Nação rica, nação pobre

Suposto Navio do Tesouro de Zheng He (1371-1433) ao lado da caravela que levou Vasco da Gama à Índia (1497)

“Nations fail economically because of extractive institutions. These institutions keep poor countries poor and prevent them from embarking on a path to economic growth” — Acemogu, Robinson.

Sessenta e quatro anos antes de Vasco da Gama ter chegado à Índia, o almirante chinês Zheng He terá realizado a última de sete viagens pelos mares da China e pelo Índico, deslocando uma numerosa armada composta por cerca de duzentos e cinquenta barcos, alguns dos quais, os chamados "Navios do Tesouro" (Bǎo Chuán), teriam nove mastros e a dimensão mítica de um campo de futebol.

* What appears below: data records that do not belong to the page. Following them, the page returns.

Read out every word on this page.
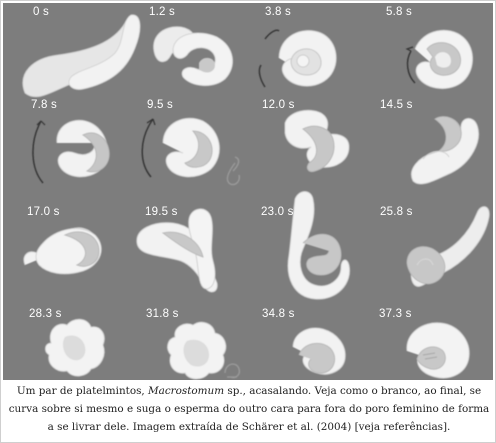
0 s	1.2 s	3.8 s	5.8 s
7.8 s	9.5 s	12.0 s	14.5 s
17.0 s	19.5 s	23.0 s	25.8 s
28.3 s	31.8 s	34.8 s	37.3 s
Um par de platelmintos, Macrostomum sp., acasalando. Veja como o branco, ao final, se curva sobre si mesmo e suga o esperma do outro cara para fora do poro feminino de forma a se livrar dele. Imagem extraída de Schärer et al. (2004) [veja referências].
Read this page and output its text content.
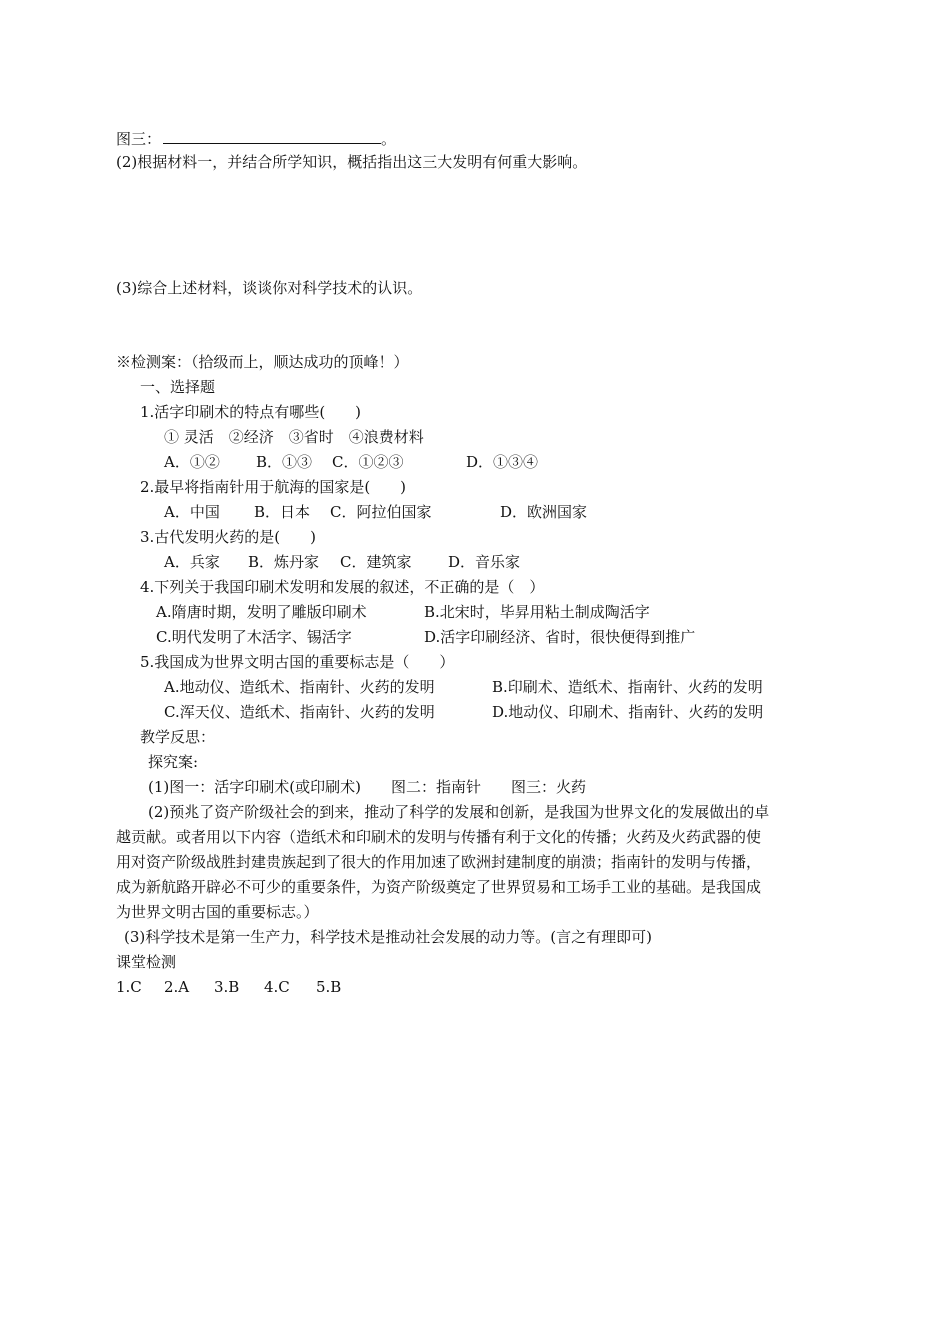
图三：	。
(2)根据材料一，并结合所学知识，概括指出这三大发明有何重大影响。
(3)综合上述材料，谈谈你对科学技术的认识。
※检测案：（拾级而上，顺达成功的顶峰！）
一、选择题
1.活字印刷术的特点有哪些(　　)
① 灵活　②经济　③省时　④浪费材料
A．①② B．①③ C．①②③	D．①③④
2.最早将指南针用于航海的国家是(　　)
A．中国 B．日本 C．阿拉伯国家	D．欧洲国家
3.古代发明火药的是(　　)
A．兵家 B．炼丹家 C．建筑家 D．音乐家
4.下列关于我国印刷术发明和发展的叙述，不正确的是（　）
A.隋唐时期，发明了雕版印刷术	B.北宋时，毕昇用粘土制成陶活字
C.明代发明了木活字、锡活字	D.活字印刷经济、省时，很快便得到推广
5.我国成为世界文明古国的重要标志是（　　）
A.地动仪、造纸术、指南针、火药的发明	B.印刷术、造纸术、指南针、火药的发明
C.浑天仪、造纸术、指南针、火药的发明	D.地动仪、印刷术、指南针、火药的发明
教学反思：
探究案:
(1)图一：活字印刷术(或印刷术)　　图二：指南针　　图三：火药
(2)预兆了资产阶级社会的到来，推动了科学的发展和创新，是我国为世界文化的发展做出的卓
越贡献。或者用以下内容（造纸术和印刷术的发明与传播有利于文化的传播；火药及火药武器的使
用对资产阶级战胜封建贵族起到了很大的作用加速了欧洲封建制度的崩溃；指南针的发明与传播，
成为新航路开辟必不可少的重要条件，为资产阶级奠定了世界贸易和工场手工业的基础。是我国成
为世界文明古国的重要标志。）
(3)科学技术是第一生产力，科学技术是推动社会发展的动力等。(言之有理即可)
课堂检测
1.C 2.A 3.B 4.C 5.B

Zheng He Fez sete viagens, entre 1405 e 1433, por ordem do imperador, mas depois da que decorreu entre 1430 e 1433, as mesmas foram suspensas e a armada foi sendo paulatinamente desmantelada.

Nestas viagens os chineses chegaram a Malaca, Calecute, Lasa, Áden e Mogadishu, entre outros lugares e portos. Há relatos imprecisos e hoje mitificados que afirmam ter Zheng He chegado ao Cabo das Tormentas (posteriormente baptizado Cabo da Boa Esperança), insinuando que, a ter sido assim, os chineses poderiam ter antecipado em setenta anos a descoberta da América realizada por Colombo em 1492. 

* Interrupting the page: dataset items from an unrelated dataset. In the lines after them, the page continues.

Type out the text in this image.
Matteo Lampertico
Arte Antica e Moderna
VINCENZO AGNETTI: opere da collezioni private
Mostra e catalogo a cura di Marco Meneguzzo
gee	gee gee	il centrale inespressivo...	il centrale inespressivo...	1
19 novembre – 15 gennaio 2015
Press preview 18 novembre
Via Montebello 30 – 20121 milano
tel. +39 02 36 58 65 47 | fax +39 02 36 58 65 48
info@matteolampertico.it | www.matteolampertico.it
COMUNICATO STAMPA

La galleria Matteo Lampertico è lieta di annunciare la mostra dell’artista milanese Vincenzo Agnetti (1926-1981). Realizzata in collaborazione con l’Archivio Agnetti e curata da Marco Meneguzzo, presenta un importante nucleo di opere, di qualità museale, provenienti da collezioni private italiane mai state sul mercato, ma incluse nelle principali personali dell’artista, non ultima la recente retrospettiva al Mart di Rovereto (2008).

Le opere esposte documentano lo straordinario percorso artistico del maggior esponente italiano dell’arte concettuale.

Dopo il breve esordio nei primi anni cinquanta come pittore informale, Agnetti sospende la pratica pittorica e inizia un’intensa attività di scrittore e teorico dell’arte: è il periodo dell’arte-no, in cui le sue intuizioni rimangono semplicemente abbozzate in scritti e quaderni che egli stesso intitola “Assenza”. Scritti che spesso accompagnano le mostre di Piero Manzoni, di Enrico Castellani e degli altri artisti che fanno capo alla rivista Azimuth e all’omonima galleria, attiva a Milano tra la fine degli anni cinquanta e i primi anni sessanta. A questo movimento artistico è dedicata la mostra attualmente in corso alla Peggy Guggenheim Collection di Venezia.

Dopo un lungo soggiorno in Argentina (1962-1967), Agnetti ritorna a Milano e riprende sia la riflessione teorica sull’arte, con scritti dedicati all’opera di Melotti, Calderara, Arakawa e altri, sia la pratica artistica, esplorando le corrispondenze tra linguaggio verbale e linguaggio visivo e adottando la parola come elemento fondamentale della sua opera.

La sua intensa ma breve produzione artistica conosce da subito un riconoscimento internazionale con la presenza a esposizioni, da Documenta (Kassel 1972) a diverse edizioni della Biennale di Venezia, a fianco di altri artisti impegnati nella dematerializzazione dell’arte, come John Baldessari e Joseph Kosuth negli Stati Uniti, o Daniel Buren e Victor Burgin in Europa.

A verdade é que enquanto a progressão dos portugueses, de Ceuta, em 1415, até à Índia, em 1497, ao Brasil, em 1500, a Malaca, em 1511, a Ternate, em 1512, ao sul da China, em 1513, às costas da Austrália em 1521, à Nova Guiné, em 1526, e à ilha Tenegashima, no Japão, em 1543, foi documentada e testemunhada em cartas de navegação, livros de bordo, colocação de padrões e construção de fortalezas e portos de abrigo, e por inúmeros acordos e tratados com os povos visitados, a história marítima do Infante Dom Henrique chinês, Zheng He, é um mito nascido já neste século, vinte e nove anos depois da morte de Mao Zedong, e 600 anos depois da primeira das sete viagens de Zhen He. Ao contrário do nacionalismo que marcou a era comunista de Mao e quase toda a história da China, o novo herói, a quem as novas autoridades chinesas atribuem uma importância simbólica crescente, representa a ambição cosmopolita da nova potência emergente. 

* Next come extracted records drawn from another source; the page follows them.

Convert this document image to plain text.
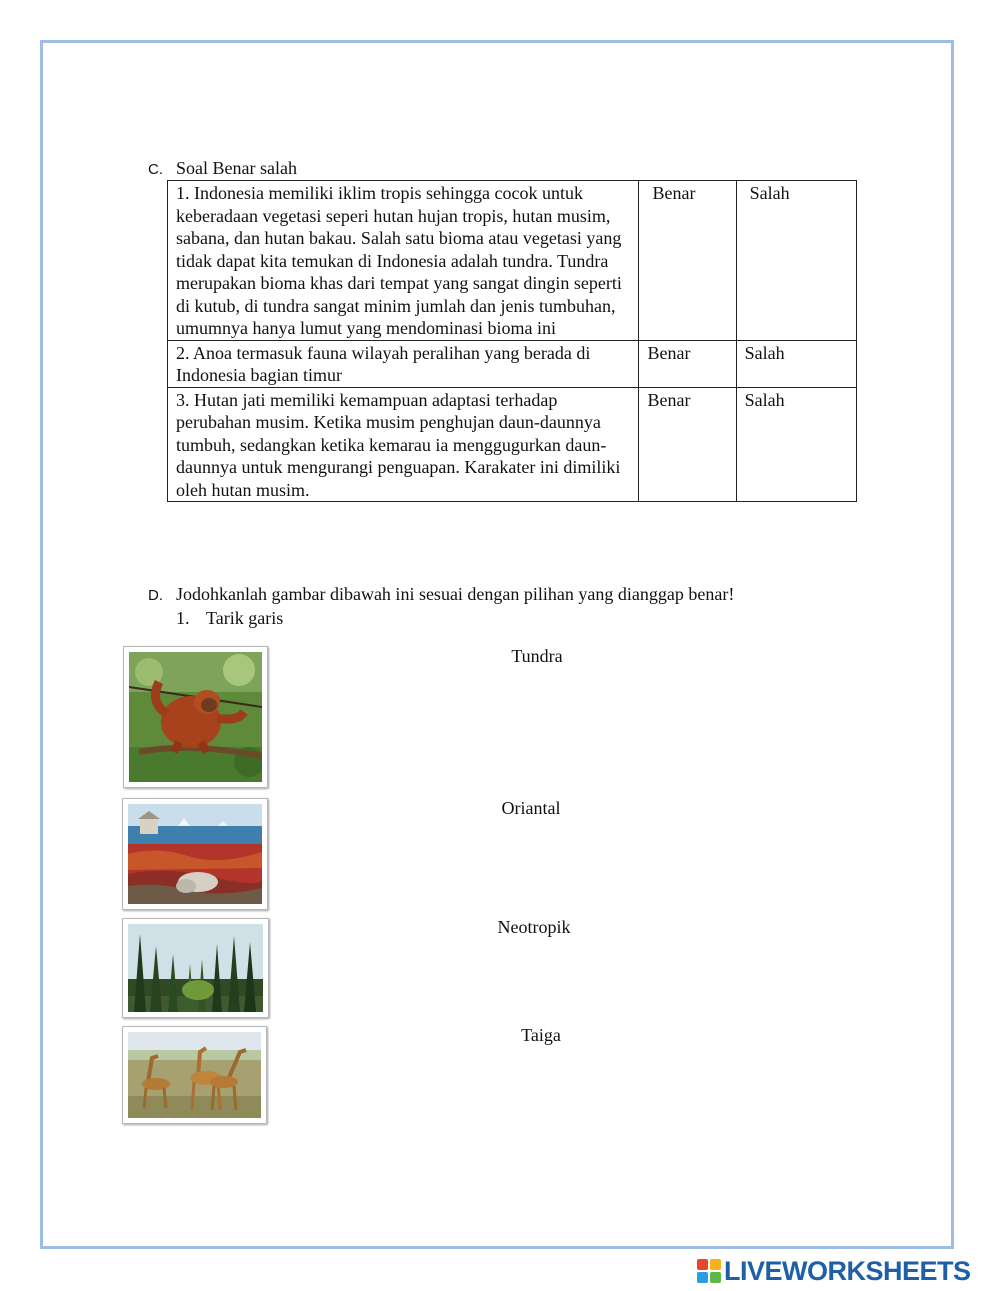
C. Soal Benar salah
1. Indonesia memiliki iklim tropis sehingga cocok untuk keberadaan vegetasi seperi hutan hujan tropis, hutan musim, sabana, dan hutan bakau. Salah satu bioma atau vegetasi yang tidak dapat kita temukan di Indonesia adalah tundra. Tundra merupakan bioma khas dari tempat yang sangat dingin seperti di kutub, di tundra sangat minim jumlah dan jenis tumbuhan, umumnya hanya lumut yang mendominasi bioma ini	Benar	Salah
2. Anoa termasuk fauna wilayah peralihan yang berada di Indonesia bagian timur	Benar	Salah
3. Hutan jati memiliki kemampuan adaptasi terhadap perubahan musim. Ketika musim penghujan daun-daunnya tumbuh, sedangkan ketika kemarau ia menggugurkan daun-daunnya untuk mengurangi penguapan. Karakater ini dimiliki oleh hutan musim.	Benar	Salah
D. Jodohkanlah gambar dibawah ini sesuai dengan pilihan yang dianggap benar!
1. Tarik garis
Tundra
Oriantal
Neotropik
Taiga
LIVEWORKSHEETS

Ao contrário da tese de Paul Kennedy em The Rise and Fall of the Great Powers: Economic Change and Military Conflict From 1500 to 2000, e do que escreve na edição desta semana do Expresso/Economia, Luís Mah e Enrique Martinez Galán —"Internacionalização não deve negar leis da física"—, os autores de Why Nations Fail — The Origins Of Power, Prosperity, And Poverty, Daron Acemoglu e James A. Robinson, não acreditam que a China pudesse ter descoberto a América, e têm uma opinião menos entusiasta sobre a sustentabilidade do novo milagre chinês. Para estes economistas, a China, enquanto assentar em formas de propriedade e de economia, e em instituições políticas, a que chamam extrativas, será incapaz de transformar o rápido crescimento das últimas duas décadas num processo sustentado e duradouro de desenvolvimento económico, político e cultural. 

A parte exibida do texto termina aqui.